HISTORY

The origins of NORRAG

More than forty years ago, in 1976, the International Development Research Centre (IDRC) of Canada supported the formation of a Research, Review and Advisory Group (RRAG) which was charged with critically reviewing and disseminating education research related to the developing world. In time this initiative led to Regional RRAGs, and in due course, in 1986, to what at that time was called the Northern Research Review and Advisory Group (NORRAG). This birth was made possible by support from the Swedish International Development Authority (Sida) and in particular by its Education Division.

Although it was a few years before ‘Northern’ was changed to ‘Network’, NORRAG already had a global reach, with subscribers in Latin America, Sub-Saharan Africa, South East Asia and the Caribbean. Also from the very beginning, its members and contributors were drawn from academia, from development agencies, and from civil society. This was evident in the three presidents which it had in its early years: Noel McGinn (Harvard), Aklilu Habte (World Bank) and Ingemar Gustafsson (Sida).

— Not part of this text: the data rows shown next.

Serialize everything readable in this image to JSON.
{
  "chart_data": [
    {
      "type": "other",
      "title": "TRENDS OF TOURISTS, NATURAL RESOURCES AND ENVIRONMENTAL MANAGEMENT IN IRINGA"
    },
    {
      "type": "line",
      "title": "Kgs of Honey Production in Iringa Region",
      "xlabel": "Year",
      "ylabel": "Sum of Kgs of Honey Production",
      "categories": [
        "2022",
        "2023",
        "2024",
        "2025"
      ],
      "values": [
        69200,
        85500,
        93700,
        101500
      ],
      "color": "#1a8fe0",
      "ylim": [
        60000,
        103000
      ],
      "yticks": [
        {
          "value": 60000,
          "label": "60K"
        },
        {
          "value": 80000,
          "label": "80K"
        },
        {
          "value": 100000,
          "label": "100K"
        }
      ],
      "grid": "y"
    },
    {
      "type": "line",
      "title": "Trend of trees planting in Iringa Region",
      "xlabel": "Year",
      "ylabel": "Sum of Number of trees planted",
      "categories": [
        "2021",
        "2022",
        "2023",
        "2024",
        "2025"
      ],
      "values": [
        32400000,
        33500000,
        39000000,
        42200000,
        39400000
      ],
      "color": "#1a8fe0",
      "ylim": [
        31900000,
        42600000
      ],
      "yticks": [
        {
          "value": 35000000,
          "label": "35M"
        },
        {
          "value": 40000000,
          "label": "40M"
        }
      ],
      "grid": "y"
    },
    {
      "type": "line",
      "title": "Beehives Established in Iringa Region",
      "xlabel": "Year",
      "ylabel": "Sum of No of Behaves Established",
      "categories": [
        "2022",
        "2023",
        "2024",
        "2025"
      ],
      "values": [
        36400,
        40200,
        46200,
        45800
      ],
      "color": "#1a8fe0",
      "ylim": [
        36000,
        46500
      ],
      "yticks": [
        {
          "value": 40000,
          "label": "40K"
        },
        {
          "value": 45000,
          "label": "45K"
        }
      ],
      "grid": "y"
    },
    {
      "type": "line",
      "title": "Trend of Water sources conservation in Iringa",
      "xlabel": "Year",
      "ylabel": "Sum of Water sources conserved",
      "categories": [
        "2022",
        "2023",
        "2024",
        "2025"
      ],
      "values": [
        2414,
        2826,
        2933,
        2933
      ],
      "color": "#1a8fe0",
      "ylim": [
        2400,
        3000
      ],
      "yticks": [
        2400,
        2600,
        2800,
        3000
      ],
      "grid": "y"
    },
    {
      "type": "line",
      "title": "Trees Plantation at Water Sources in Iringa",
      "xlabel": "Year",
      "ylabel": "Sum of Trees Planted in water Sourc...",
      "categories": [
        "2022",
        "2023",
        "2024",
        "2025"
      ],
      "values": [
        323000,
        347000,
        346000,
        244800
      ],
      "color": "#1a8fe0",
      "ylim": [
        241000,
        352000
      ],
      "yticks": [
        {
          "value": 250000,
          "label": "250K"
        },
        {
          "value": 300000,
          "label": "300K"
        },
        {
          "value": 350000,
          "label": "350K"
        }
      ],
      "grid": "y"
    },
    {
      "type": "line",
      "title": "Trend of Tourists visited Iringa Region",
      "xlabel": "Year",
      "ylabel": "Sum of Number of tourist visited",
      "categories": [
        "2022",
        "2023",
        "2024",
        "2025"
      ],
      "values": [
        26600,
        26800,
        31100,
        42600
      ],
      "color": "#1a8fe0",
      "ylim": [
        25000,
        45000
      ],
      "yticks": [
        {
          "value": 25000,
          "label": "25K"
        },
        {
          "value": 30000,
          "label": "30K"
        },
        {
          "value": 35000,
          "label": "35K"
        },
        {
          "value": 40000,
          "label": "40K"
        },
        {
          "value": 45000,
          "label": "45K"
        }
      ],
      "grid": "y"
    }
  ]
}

The institutional management of NORRAG has moved across Europe from Stockholm to the Centre for the Study of Education in Developing Countries (CESO) in The Hague, to the Graduate Institute of Development Studies (IUED) then to the Graduate Institute for International Relations and Development Studies (IHEID) in Geneva. Since the move to Switzerland in 1992, the management of all NORRAG activities has been supported by the Swiss Agency for Development and Cooperation (SDC).

NORRAG has developed several key knowledge products (from NORRAG News in 1986 and then Working Papers, the NORRAG Bulletin, the NORRAG Blog, and from 2018 NORRAG Special Issues). In addition, NORRAG has considerably expanded its service offerings over the last few years, including a wide range of policy dialogue events, capacity building and the development of institutional partnerships in the global South and North. Over the years, NORRAG has enjoyed support from Sida (Sweden), then DFID (UK), and Open Society Foundations (OSF), and is now supported mainly by SDC (Switzerland), OSF and the Graduate Institute, Geneva.